Getting my parents and grandparents to talk about their experiences during the Great Depression and World War II was always difficult. They lived in the pre-Dr. Phil generation before people went public with their deepest thoughts.
I have been thinking how they might have responded to the current panic caused by the COVID-19 pandemic. I suspect their reactions would come in ways far different from ours.
Between 1931 and 1940, the unemployment rate during the Great Depression rose to above 14%. One out of four Americans were out of work. We are not at that level today, but last month, the total number of Americans filing for unemployment benefits had risen to 22 million. Some predict it will get worse.
The Congressional Budget office forecasts the unemployment rate will surge to 16% by September. We have a larger population today and potentially more jobs lost than those earlier generations experienced.

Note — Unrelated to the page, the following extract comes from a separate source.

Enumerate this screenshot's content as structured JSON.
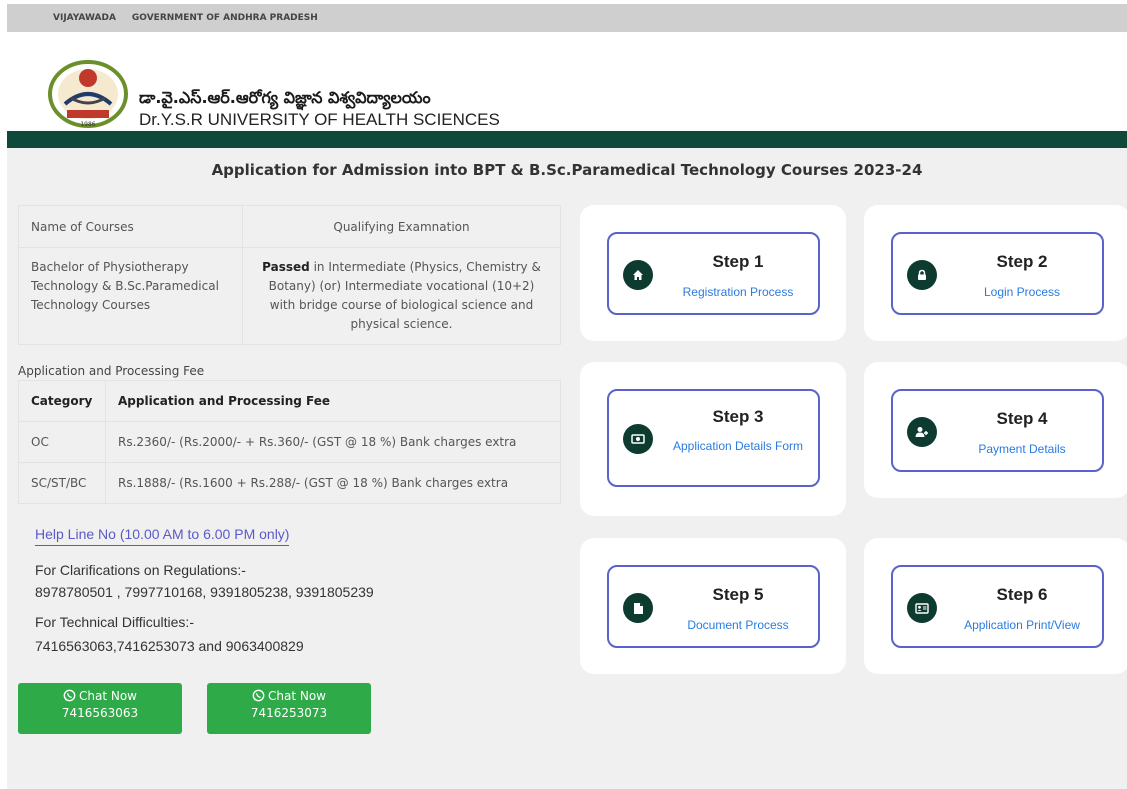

During World War II the draft was in force. Young men, many of whom had never been away from their small towns, were sent overseas. More than 418,000 U.S. military service members and civilians died in WWII. The number of American deaths ascribed to COVID-19 nears 55,000. Even one death then was too many; every death now is, too — more than we are prepared to lose. We must do all we can to stem the tide.

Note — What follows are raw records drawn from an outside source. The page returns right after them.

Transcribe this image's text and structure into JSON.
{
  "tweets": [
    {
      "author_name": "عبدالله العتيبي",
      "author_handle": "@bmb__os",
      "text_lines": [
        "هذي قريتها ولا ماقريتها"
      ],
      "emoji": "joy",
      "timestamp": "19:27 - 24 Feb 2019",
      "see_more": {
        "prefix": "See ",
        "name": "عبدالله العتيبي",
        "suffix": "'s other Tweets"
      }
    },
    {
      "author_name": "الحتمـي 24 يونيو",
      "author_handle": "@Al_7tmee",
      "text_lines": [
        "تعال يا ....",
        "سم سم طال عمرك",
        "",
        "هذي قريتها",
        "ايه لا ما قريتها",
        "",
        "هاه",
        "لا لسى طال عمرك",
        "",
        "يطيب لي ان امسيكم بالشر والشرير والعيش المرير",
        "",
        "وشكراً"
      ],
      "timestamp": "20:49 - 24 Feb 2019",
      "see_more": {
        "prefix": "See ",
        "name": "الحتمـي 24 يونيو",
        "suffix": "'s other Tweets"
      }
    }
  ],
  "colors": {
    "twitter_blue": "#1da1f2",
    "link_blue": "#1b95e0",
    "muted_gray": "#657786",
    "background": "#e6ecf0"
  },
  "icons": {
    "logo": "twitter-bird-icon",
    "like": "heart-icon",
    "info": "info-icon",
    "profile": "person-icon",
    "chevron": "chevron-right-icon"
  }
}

Some of us complain about having to line up to get into supermarkets, wear masks or practice social distancing. Those earlier generations had ration books and did without a lot of food and conveniences they had once enjoyed. And they endured it for 15 years, from 1930 when the Great Depression began to really grip the country to V-J Day in 1945. Some experienced hard times for several years after the war ended.

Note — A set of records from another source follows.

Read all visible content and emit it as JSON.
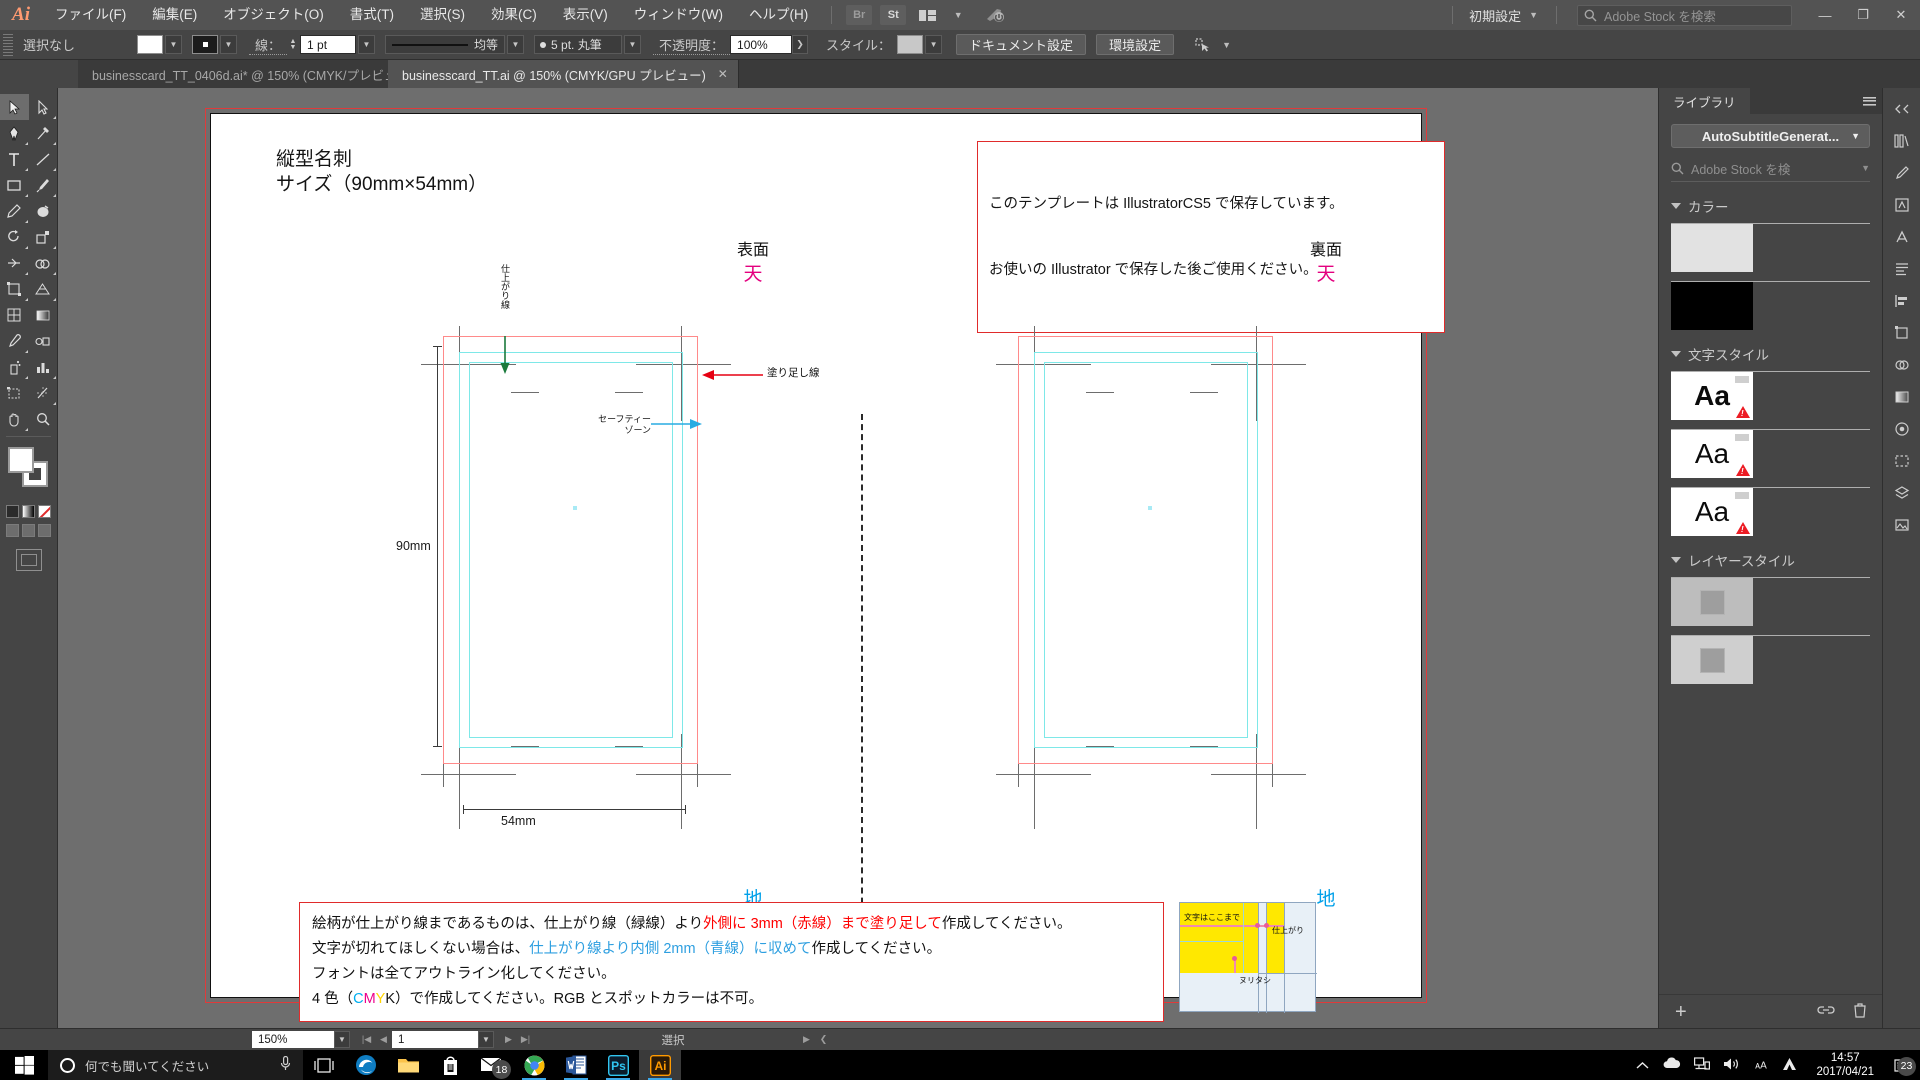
{
  "app": {
    "name": "Adobe Illustrator",
    "logo": "Ai"
  },
  "menubar": {
    "items": [
      "ファイル(F)",
      "編集(E)",
      "オブジェクト(O)",
      "書式(T)",
      "選択(S)",
      "効果(C)",
      "表示(V)",
      "ウィンドウ(W)",
      "ヘルプ(H)"
    ],
    "bridge_icon": "Br",
    "stock_icon": "St",
    "workspace": "初期設定",
    "stock_search_placeholder": "Adobe Stock を検索",
    "window_minimize": "—",
    "window_restore": "❐",
    "window_close": "✕"
  },
  "controlbar": {
    "selection_status": "選択なし",
    "stroke_label": "線：",
    "stroke_weight": "1 pt",
    "stroke_profile": "均等",
    "brush": "5 pt. 丸筆",
    "opacity_label": "不透明度：",
    "opacity_value": "100%",
    "style_label": "スタイル：",
    "document_setup": "ドキュメント設定",
    "preferences": "環境設定"
  },
  "tabs": [
    {
      "label": "businesscard_TT_0406d.ai* @ 150% (CMYK/プレビュー)",
      "active": false,
      "close": "✕"
    },
    {
      "label": "businesscard_TT.ai @ 150% (CMYK/GPU プレビュー)",
      "active": true,
      "close": "✕"
    }
  ],
  "artwork": {
    "title_line1": "縦型名刺",
    "title_line2": "サイズ（90mm×54mm）",
    "template_note_line1": "このテンプレートは IllustratorCS5 で保存しています。",
    "template_note_line2": "お使いの Illustrator で保存した後ご使用ください。",
    "front_label": "表面",
    "back_label": "裏面",
    "top_mark": "天",
    "bottom_mark": "地",
    "trim_line_label": "仕上がり線",
    "bleed_line_label": "塗り足し線",
    "safety_zone_label_line1": "セーフティー",
    "safety_zone_label_line2": "ゾーン",
    "height_dim": "90mm",
    "width_dim": "54mm",
    "instructions": {
      "line1_a": "絵柄が仕上がり線まであるものは、仕上がり線（緑線）より",
      "line1_red": "外側に 3mm（赤線）まで塗り足して",
      "line1_b": "作成してください。",
      "line2_a": "文字が切れてほしくない場合は、",
      "line2_blue": "仕上がり線より内側 2mm（青線）に収めて",
      "line2_b": "作成してください。",
      "line3": "フォントは全てアウトライン化してください。",
      "line4_a": "4 色（",
      "line4_c": "C",
      "line4_m": "M",
      "line4_y": "Y",
      "line4_k": "K",
      "line4_b": "）で作成してください。RGB とスポットカラーは不可。"
    },
    "diagram": {
      "text_limit": "文字はここまで",
      "trim": "仕上がり",
      "bleed": "ヌリタシ"
    }
  },
  "statusbar": {
    "zoom": "150%",
    "page": "1",
    "status": "選択"
  },
  "rightpanel": {
    "tab_label": "ライブラリ",
    "library_name": "AutoSubtitleGenerat...",
    "search_placeholder": "Adobe Stock を検",
    "sections": [
      {
        "title": "カラー",
        "type": "color",
        "swatches": [
          "#e2e2e2",
          "#000000"
        ]
      },
      {
        "title": "文字スタイル",
        "type": "type",
        "items": [
          "Aa",
          "Aa",
          "Aa"
        ]
      },
      {
        "title": "レイヤースタイル",
        "type": "layer",
        "items": [
          "layer-1",
          "layer-2"
        ]
      }
    ],
    "add_label": "+"
  },
  "taskbar": {
    "search_placeholder": "何でも聞いてください",
    "mail_badge": "18",
    "apps": [
      "task-view",
      "edge",
      "file-explorer",
      "store",
      "mail",
      "chrome",
      "word",
      "photoshop",
      "illustrator"
    ],
    "time": "14:57",
    "date": "2017/04/21",
    "notification_badge": "23"
  },
  "colors": {
    "bleed_red": "#ff8a8a",
    "trim_cyan": "#7ee8e8",
    "magenta": "#e4007f",
    "cyan_text": "#00a0e9",
    "warn_red": "#e02b2b",
    "green_arrow": "#1a7a3c"
  }
}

Part of this complaining, I think, is that those of us who have benefited from their sacrifices have never had to experience what they did. That was one of the motivations behind their “doing without,” wasn’t it, in order that their children and grandchildren wouldn’t have to?
That has been a blessing and a curse. Never having been required to sacrifice for anything and told we should always expect more and better of everything, we feel our right of entitlement has been unfairly stolen from us. Not knowing what sacrifice looks like, we are unable to react to it in a positive way, a way that is more likely to lift us from our current circumstances or at least sustain us in them. Those previous generations would shake their heads at how we are reacting to current economic challenges.
They dealt with smallpox and polio. Did they read in their newspapers and hear on radio people saying America would never be the same again? No, they heard Franklin Roosevelt say, “The only thing we have to fear is fear itself,” and Winston Churchill telling the British people, “Never give in. Never give in. Never, never, never, never — in nothing, great or small, large or petty — never give in, except to convictions of honor and good sense.”
President Donald Trump is trying optimism, saying America will come back stronger than before the pandemic, but he is being drowned out by voices of pessimism and defeatism that would be foreign to those two previous generations.
To paraphrase the song, if we can’t make it in America, where can we make it? Kudos to those governors who are carefully reopening some businesses in their states. Results will take a while to determine whether their decisions have been good or bad, but these leaders are behaving in ways that those who have gone before would admire.
Attitude is key. That’s what my parents and grandparents taught me, not so much in words, but by their example.